As Wuhan Virus Spreads, Will The Yuan Get Sick?

As of Saturday, nearly four-dozen people had died in China from the Wuhan virus. Some reports suggested local hospitals are increasingly overwhelmed.

The number of cases in mainland China reached 1,400, and the virus has now spread to Australia, Malaysia and Pakistan.

The China Development Bank is rushing more than $250 million in emergency response funds to Wuhan to help control the outbreak. Outbound tours and domestic group tours are banned, and no buses will be allowed into or out of the city starting Sunday. The US will evacuate nearly 100 Americans on a charter plane this weekend, according to Dow Jones.

The immediate concern is obviously whether we’re all going to perish from a mysterious respiratory infection, but assuming at least some of us live to trade, one question for markets is what effect this has on the yuan.

Trade optimism, signs of stabilization in the data and the removal of the currency manipulator label helped the yuan surge over the past several months, but it fell the most since August this week as virus fears proliferated.

As we’ve seen repeatedly since the August 2015 devaluation, bouts of sudden yuan weakness can be extraordinarily destabilizing for global assets of all stripes.

Although depreciation brought about by some unforeseen shock (as opposed to engineered depreciation by the PBoC) could be less of an issue,┬áthis is something to watch, especially if the situation continues to worsen over the course of the Lunar New Year, presaging larger “catch up” moves for Chinese assets and PBoC guidance once the mainland comes back online after the holiday.
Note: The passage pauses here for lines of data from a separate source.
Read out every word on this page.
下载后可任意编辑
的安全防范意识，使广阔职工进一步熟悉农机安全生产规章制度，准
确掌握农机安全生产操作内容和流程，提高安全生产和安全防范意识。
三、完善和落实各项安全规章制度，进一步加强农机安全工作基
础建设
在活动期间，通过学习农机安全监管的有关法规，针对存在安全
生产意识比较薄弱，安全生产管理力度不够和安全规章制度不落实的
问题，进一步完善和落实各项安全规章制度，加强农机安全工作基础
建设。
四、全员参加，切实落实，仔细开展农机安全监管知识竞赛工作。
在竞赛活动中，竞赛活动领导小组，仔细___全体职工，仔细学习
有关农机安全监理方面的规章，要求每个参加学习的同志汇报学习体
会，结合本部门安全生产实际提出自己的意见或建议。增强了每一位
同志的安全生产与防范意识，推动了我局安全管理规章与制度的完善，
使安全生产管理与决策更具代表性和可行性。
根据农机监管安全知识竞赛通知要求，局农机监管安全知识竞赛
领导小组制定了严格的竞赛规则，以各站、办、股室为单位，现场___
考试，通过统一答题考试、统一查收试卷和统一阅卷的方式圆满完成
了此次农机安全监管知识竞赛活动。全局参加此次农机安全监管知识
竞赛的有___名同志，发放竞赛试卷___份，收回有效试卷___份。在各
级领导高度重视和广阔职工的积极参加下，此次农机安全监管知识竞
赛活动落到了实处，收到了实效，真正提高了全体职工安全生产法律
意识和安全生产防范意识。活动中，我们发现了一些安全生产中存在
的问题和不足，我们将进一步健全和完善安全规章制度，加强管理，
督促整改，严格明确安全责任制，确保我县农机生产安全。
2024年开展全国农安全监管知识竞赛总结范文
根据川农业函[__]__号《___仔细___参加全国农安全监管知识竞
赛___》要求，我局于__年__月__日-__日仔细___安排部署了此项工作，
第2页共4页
JPMorgan on Friday mentioned buying USDCNH 3- to 6-month volatility as a virus hedge (call it a “vaccine”). “The threat from escalating severity of the coronavirus outbreak is focused on Asia and services, the two sectors which have led the global recovery”, the bank wrote. “Until this new significant unknown is resolved, it puts an even greater onus on the expected global capex recovery to deliver and to reassume global growth leadership”.

It’s possible that any outsized reaction in the yuan over the next month could keep the Chinese currency at the forefront, just when the abatement of the trade war and the stabilization of the world’s second-largest economy had seemingly set the stage for “market energy to migrate elsewhere”, to quote SocGen’s Kit Juckes. Here’s a longer passage, from a note out earlier this week:

In a tripolar foreign exchange world, one of the three main currencies (the dollar, euro and yuan) will dominate at any one time. When that happens, correlations will shift. The heightened focus on US/Chinese trade relations and the search of a deal in the second half of 2019 helped sustain high degrees of correlation between USD/CNY and EUR/CNY, EUR/SEK and AUD/USD amongst others, but the correlation between USD/CNY and EUR/USD collapsed. With all eyes on the US and China, a beaten up euro has languished in a range. With the Phase One trade deal signed, that may change as USD/CNY settles down and market energy migrates elsewhere.

For their part, TD on Friday recommended longs in USD/KRW or USD/INR for the first two weeks of the virus’s spread, and shorts in CNH versus EUR or JPY in the event the outbreak gets materially worse.

Suffice to say the news on Saturday qualifies as “worse”.